Pastoral Theology in the Classical Tradition

By Andrew Purves.
WJKP. 2001. 160 pp. Pb. $16.95.ISBN 0-664-22241-2

— reviewed by Richard Ray, Bristol, Va.

Turning this little book by Andrew Purves over, weighing it from hand to hand, I realized that I could not easily write an impersonal response to it. I knew its author too well. During the past few years in which we were colleagues at Pittsburgh Seminary we often discussed its basic themes.

We saw the impact of the growing tension that was developing between the traditional, more theological approaches to pastoral care and the clinical, therapeutic models which have been so persuasive during the past few decades. In addition, we saw the struggles of students who were trying to bring these different perspectives together.

At the heart of it, Purves had found himself caught in this same place. Combining doctoral work in pastoral care with theology, he had come face to face with the issue. He had discovered that the historic texts of such figures as Gregory of Nazianzus and Martin Bucer contained not only theology but also their personal insights into pastoral matters. They had woven doctrinal and pastoral issues together. Their theological convictions had, in fact, guided them into remarkably practical ways of dealing with pastoral issues.

The older approach, which Purves calls the “classical,” turned out to be intensely practical because the great doctrines of the faith in fact embody a singularly affective edge. Christian doctrine, as understood by these earlier pastors, had actually enabled them to deal with the personal crises of their parishioners. It took them to more profound depths of human need and to greater reliance upon the power of Christ. The remarkable thing in this discovery was that it helped Purves to see that while our more clinically oriented approach had value, it often overlooked the distinctive importance of the gospel.

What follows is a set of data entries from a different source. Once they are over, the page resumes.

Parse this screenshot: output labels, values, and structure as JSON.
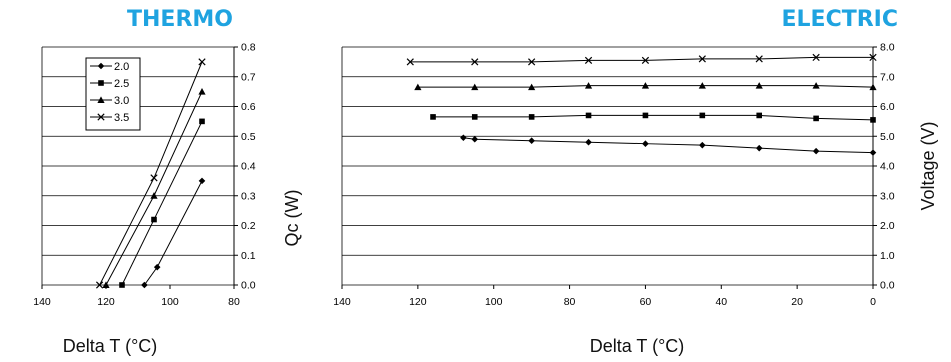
{
  "colors": {
    "title": "#1fa3e0",
    "line": "#000000",
    "grid": "#000000"
  },
  "chart_data": [
    {
      "name": "thermo",
      "type": "line",
      "title": "THERMO",
      "xlabel": "Delta T (°C)",
      "ylabel": "Qc (W)",
      "xlim": [
        140,
        80
      ],
      "ylim": [
        0,
        0.8
      ],
      "xticks": [
        140,
        120,
        100,
        80
      ],
      "xtick_labels": [
        "140",
        "120",
        "100",
        "80"
      ],
      "yticks": [
        0,
        0.1,
        0.2,
        0.3,
        0.4,
        0.5,
        0.6,
        0.7,
        0.8
      ],
      "ytick_labels": [
        "0.0",
        "0.1",
        "0.2",
        "0.3",
        "0.4",
        "0.5",
        "0.6",
        "0.7",
        "0.8"
      ],
      "y_axis_side": "right",
      "grid": "horizontal",
      "legend": "top-left",
      "series": [
        {
          "name": "2.0",
          "marker": "diamond",
          "x": [
            108,
            104,
            90
          ],
          "y": [
            0,
            0.06,
            0.35
          ]
        },
        {
          "name": "2.5",
          "marker": "square",
          "x": [
            115,
            105,
            90
          ],
          "y": [
            0,
            0.22,
            0.55
          ]
        },
        {
          "name": "3.0",
          "marker": "triangle",
          "x": [
            120,
            105,
            90
          ],
          "y": [
            0,
            0.3,
            0.65
          ]
        },
        {
          "name": "3.5",
          "marker": "x",
          "x": [
            122,
            105,
            90
          ],
          "y": [
            0,
            0.36,
            0.75
          ]
        }
      ]
    },
    {
      "name": "electric",
      "type": "line",
      "title": "ELECTRIC",
      "xlabel": "Delta T (°C)",
      "ylabel": "Voltage (V)",
      "xlim": [
        140,
        0
      ],
      "ylim": [
        0,
        8
      ],
      "xticks": [
        140,
        120,
        100,
        80,
        60,
        40,
        20,
        0
      ],
      "xtick_labels": [
        "140",
        "120",
        "100",
        "80",
        "60",
        "40",
        "20",
        "0"
      ],
      "yticks": [
        0,
        1,
        2,
        3,
        4,
        5,
        6,
        7,
        8
      ],
      "ytick_labels": [
        "0.0",
        "1.0",
        "2.0",
        "3.0",
        "4.0",
        "5.0",
        "6.0",
        "7.0",
        "8.0"
      ],
      "y_axis_side": "right",
      "grid": "horizontal",
      "series": [
        {
          "marker": "diamond",
          "x": [
            108,
            105,
            90,
            75,
            60,
            45,
            30,
            15,
            0
          ],
          "y": [
            4.95,
            4.9,
            4.85,
            4.8,
            4.75,
            4.7,
            4.6,
            4.5,
            4.45
          ]
        },
        {
          "marker": "square",
          "x": [
            116,
            105,
            90,
            75,
            60,
            45,
            30,
            15,
            0
          ],
          "y": [
            5.65,
            5.65,
            5.65,
            5.7,
            5.7,
            5.7,
            5.7,
            5.6,
            5.55
          ]
        },
        {
          "marker": "triangle",
          "x": [
            120,
            105,
            90,
            75,
            60,
            45,
            30,
            15,
            0
          ],
          "y": [
            6.65,
            6.65,
            6.65,
            6.7,
            6.7,
            6.7,
            6.7,
            6.7,
            6.65
          ]
        },
        {
          "marker": "x",
          "x": [
            122,
            105,
            90,
            75,
            60,
            45,
            30,
            15,
            0
          ],
          "y": [
            7.5,
            7.5,
            7.5,
            7.55,
            7.55,
            7.6,
            7.6,
            7.65,
            7.65
          ]
        }
      ]
    }
  ]
}
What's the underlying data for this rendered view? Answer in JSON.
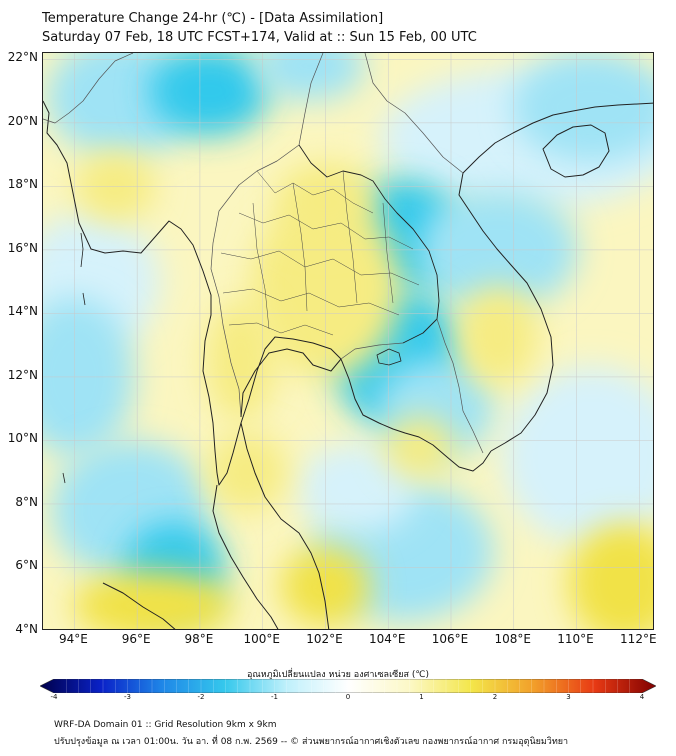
{
  "title_line1": "Temperature Change 24-hr (℃) - [Data Assimilation]",
  "title_line2": "Saturday 07 Feb, 18 UTC FCST+174, Valid at :: Sun 15 Feb, 00 UTC",
  "map": {
    "lon_range": [
      93,
      112.5
    ],
    "lat_range": [
      4,
      22.2
    ],
    "lat_ticks": [
      {
        "value": 22,
        "label": "22°N"
      },
      {
        "value": 20,
        "label": "20°N"
      },
      {
        "value": 18,
        "label": "18°N"
      },
      {
        "value": 16,
        "label": "16°N"
      },
      {
        "value": 14,
        "label": "14°N"
      },
      {
        "value": 12,
        "label": "12°N"
      },
      {
        "value": 10,
        "label": "10°N"
      },
      {
        "value": 8,
        "label": "8°N"
      },
      {
        "value": 6,
        "label": "6°N"
      },
      {
        "value": 4,
        "label": "4°N"
      }
    ],
    "lon_ticks": [
      {
        "value": 94,
        "label": "94°E"
      },
      {
        "value": 96,
        "label": "96°E"
      },
      {
        "value": 98,
        "label": "98°E"
      },
      {
        "value": 100,
        "label": "100°E"
      },
      {
        "value": 102,
        "label": "102°E"
      },
      {
        "value": 104,
        "label": "104°E"
      },
      {
        "value": 106,
        "label": "106°E"
      },
      {
        "value": 108,
        "label": "108°E"
      },
      {
        "value": 110,
        "label": "110°E"
      },
      {
        "value": 112,
        "label": "112°E"
      }
    ],
    "colors": {
      "cold_strong": "#33c9ec",
      "cold_mid": "#9fe3f5",
      "cold_light": "#d6f2fb",
      "warm_light": "#fbf6c0",
      "warm_mid": "#f6ec82",
      "warm_strong": "#f1e247",
      "coast": "#222222",
      "border": "#555555"
    }
  },
  "colorbar": {
    "label": "อุณหภูมิเปลี่ยนแปลง หน่วย องศาเซลเซียส (℃)",
    "range": [
      -4,
      4
    ],
    "ticks": [
      {
        "value": -4,
        "label": "-4"
      },
      {
        "value": -3,
        "label": "-3"
      },
      {
        "value": -2,
        "label": "-2"
      },
      {
        "value": -1,
        "label": "-1"
      },
      {
        "value": 0,
        "label": "0"
      },
      {
        "value": 1,
        "label": "1"
      },
      {
        "value": 2,
        "label": "2"
      },
      {
        "value": 3,
        "label": "3"
      },
      {
        "value": 4,
        "label": "4"
      }
    ],
    "stops": [
      "#00004a",
      "#0a22c8",
      "#1f88e8",
      "#35c8ec",
      "#bff0fb",
      "#ffffff",
      "#fcf8c6",
      "#f3e64a",
      "#f2a02a",
      "#e83a14",
      "#800000"
    ]
  },
  "footer_line1": "WRF-DA Domain 01 :: Grid Resolution 9km x 9km",
  "footer_line2": "ปรับปรุงข้อมูล ณ เวลา 01:00น. วัน อา. ที่ 08 ก.พ. 2569 -- © ส่วนพยากรณ์อากาศเชิงตัวเลข กองพยากรณ์อากาศ กรมอุตุนิยมวิทยา"
}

Thus Purves became convinced that the recovery of the classical approach has much to say not only about our pastoral ministry but also about the integrity of the church as a whole. His study of these classic pastor theologians thus led him to write the book, which contains a deceptively sharp challenge to pastoral care as we know it.

Purves believes that this “classical” tradition can help today’s pastors in several important ways. One is that it can provoke us to think more critically about our current approach. And this in itself has more value than we may realize, because we have adopted psychologically oriented, clinical models to a far greater degree than is necessary.

A second benefit is that the classical tradition helps us to do what we have long desired, to find ways for drawing our preaching and our pastoral work closer together. While we cannot simply duplicate the older patterns, we do find that they provide valuable guidance for developing a deeper, more spiritually oriented awareness of what we are doing. Written with a compelling sense of urgency, this book is an important one for all pastors and even for many lay caregivers.

The larger implications of this approach are about as broad as one can imagine. As the assumptions about personality and community drawn from psychotherapy are challenged by this older, “classical” perspective, we may be led to rethink much that we have taken for granted about human nature. I personally would have been happy to see this book develop more of these ideas. But if it had, we should realize, it would have become twice its size and would likely have failed to do what it does so well — to fire a single shot across our bow and to say, as with the words of Richard Baxter himself, “Take heed to yourselves.” There is a great deal at stake.